In-depth Notes on Tumour Suppressor Genes and Cancer

Tumour Suppressor Genes (TSGs)

  • TSGs protect against cancer development by inhibiting cell proliferation, repairing DNA, and inducing apoptosis.
  • Mutations in TSGs are usually recessive, requiring both alleles to be mutated for cancer to develop.

Characteristics of TSGs

  • Encode proteins inhibiting cell growth and survival.
  • Inactivated by loss of function (LOF) mutations that abolish protein activity.
  • Associated with cancer predisposition syndromes, e.g., familial retinoblastoma.
  • Often inhibit pathways activated by oncogenes.

TSG Examples

  • Retinoblastoma (RB): Prototype TSG controlling the G1-S checkpoint in the cell cycle.
  • TP53 (p53): Known as the "guardian of the genome", it plays a key role in maintaining genome integrity.

Mechanisms of TSG Inactivation

  • TSGs may be inactivated through various mutations:
    • Nonsense mutations (creating stop codons)
    • Frameshift mutations
    • Splice site mutations
    • Large deletions
  • Both alleles must be inactivated for cancer to be initiated.

The RB1 Gene and Retinoblastoma

  • Biallelic inactivation of the RB1 gene results in retinoblastoma, a type of childhood cancer.
  • Accounts for about 2% of childhood cancers; >90% are curable if detected early.
  • Loss of RB leads to uncontrolled cell proliferation and inappropriate entry into the S phase of the cell cycle.

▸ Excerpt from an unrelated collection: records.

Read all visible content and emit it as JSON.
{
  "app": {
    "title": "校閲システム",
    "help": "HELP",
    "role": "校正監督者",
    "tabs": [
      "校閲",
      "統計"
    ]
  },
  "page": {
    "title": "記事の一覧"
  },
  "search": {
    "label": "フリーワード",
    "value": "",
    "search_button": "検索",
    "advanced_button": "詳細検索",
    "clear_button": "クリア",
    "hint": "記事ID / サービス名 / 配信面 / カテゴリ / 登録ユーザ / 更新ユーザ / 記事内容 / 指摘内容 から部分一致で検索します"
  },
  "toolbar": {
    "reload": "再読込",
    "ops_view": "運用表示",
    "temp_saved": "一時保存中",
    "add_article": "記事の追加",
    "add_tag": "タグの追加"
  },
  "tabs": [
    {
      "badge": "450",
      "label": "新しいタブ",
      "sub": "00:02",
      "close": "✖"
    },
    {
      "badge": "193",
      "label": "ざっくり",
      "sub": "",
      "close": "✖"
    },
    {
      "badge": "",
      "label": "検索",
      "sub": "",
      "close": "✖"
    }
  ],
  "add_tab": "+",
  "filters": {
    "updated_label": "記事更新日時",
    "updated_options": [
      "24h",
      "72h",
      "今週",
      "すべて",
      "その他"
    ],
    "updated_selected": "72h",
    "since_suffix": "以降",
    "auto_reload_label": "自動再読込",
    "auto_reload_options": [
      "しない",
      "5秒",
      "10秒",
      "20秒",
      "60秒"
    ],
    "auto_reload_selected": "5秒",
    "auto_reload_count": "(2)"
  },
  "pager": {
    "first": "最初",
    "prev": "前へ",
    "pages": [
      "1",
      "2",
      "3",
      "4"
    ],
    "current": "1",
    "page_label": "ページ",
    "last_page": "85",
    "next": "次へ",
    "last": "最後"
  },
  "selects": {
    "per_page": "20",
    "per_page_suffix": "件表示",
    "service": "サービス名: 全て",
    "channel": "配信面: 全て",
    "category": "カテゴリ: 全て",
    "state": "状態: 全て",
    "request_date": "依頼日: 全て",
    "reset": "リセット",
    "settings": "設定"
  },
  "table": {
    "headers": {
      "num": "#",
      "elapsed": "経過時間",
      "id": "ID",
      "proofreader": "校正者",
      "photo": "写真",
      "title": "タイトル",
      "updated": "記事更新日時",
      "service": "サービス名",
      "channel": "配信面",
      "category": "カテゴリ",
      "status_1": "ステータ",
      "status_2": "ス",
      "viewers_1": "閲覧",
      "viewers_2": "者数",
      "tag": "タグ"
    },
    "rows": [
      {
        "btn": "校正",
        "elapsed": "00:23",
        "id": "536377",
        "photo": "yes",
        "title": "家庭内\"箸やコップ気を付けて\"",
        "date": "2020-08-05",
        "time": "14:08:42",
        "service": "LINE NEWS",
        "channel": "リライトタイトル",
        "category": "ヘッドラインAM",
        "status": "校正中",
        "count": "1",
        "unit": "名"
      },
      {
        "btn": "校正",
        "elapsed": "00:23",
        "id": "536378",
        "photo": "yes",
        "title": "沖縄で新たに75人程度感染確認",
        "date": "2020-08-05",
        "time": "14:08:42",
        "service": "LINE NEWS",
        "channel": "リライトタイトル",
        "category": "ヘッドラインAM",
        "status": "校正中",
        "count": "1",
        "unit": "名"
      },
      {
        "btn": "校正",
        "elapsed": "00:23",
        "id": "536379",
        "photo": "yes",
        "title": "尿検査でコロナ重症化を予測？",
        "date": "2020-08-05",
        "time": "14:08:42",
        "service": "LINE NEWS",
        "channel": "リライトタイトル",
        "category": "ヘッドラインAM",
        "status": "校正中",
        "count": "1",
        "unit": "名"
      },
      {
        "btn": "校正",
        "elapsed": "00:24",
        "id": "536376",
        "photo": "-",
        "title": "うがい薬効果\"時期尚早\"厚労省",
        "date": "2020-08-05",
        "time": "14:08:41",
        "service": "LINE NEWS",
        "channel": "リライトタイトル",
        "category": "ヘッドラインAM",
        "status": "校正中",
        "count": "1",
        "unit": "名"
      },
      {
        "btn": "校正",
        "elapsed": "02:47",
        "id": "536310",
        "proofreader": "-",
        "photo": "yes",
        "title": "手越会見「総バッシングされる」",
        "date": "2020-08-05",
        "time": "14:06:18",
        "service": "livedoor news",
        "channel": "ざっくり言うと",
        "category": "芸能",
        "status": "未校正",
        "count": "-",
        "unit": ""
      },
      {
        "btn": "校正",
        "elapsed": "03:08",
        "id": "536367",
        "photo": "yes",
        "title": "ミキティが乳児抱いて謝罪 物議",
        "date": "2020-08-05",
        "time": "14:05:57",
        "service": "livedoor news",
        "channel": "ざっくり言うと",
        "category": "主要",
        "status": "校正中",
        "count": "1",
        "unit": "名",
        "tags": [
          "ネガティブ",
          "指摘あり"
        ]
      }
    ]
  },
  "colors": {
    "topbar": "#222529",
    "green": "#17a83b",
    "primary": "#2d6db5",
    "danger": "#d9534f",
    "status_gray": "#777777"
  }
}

Knudson’s 2-Hit Hypothesis

  • Proposes that retinoblastoma is caused by two mutations (hits) affecting both alleles of the RB1 gene.
    • First hit: inheritance or spontaneous mutation affecting one allele.
    • Second hit: inactivation of the second allele, potentially through loss of heterozygosity (LOH).

Frequency of RB1 Mutations and LOH

  • Loss of both RB1 alleles often through:
    • Point mutations
    • Gene silencing (e.g., promoter methylation)
    • Other mechanisms like chromosomal loss, non-disjunction, or mitotic recombination.

Role of p53 in Tumour Suppression

  • p53 regulates the cell cycle, mediating cell cycle arrest and apoptosis in response to DNA damage.
  • Mutations in p53 are common in various cancers, notably leading to a gain of function where p53 may acquire new roles unrelated to its original function.
  • p53 mutations often exhibit atypical patterns compared to other TSGs, predominantly being missense mutations.

TSGs Involved in Genome Integrity

  • Examples of TSGs that maintain genomic integrity:
    • TP53: Central to cell cycle control; linked with Li-Fraumeni syndrome.
    • BRCA1/BRCA2: Involved in DNA double-strand break repair; mutations predispose to breast and ovarian cancer.
  • Tumour suppressor mutations can induce genomic instability, leading to further mutations in oncogenes and other TSGs, accelerating cancer progression.

Summary of Cancer-Associated TSG Mutations

  • TSG mutations usually result in complete or partial protein loss, primarily through nonsense, frameshift, and splice site alterations.
  • Germline mutations can indicate predisposition to specific cancer syndromes and tendencies toward higher incidences of certain cancers.

Oncogenes vs. TSGs

  • Tumour development requires both oncogene activation and TSG inactivation, illustrating the interplay between oncogenes and TSGs in cancer progression.

Conclusion

  • Understanding TSG functions and their associated pathways is crucial for cancer research and therapy development. TSGs are pivotal in maintaining genomic stability and regulating cell proliferation.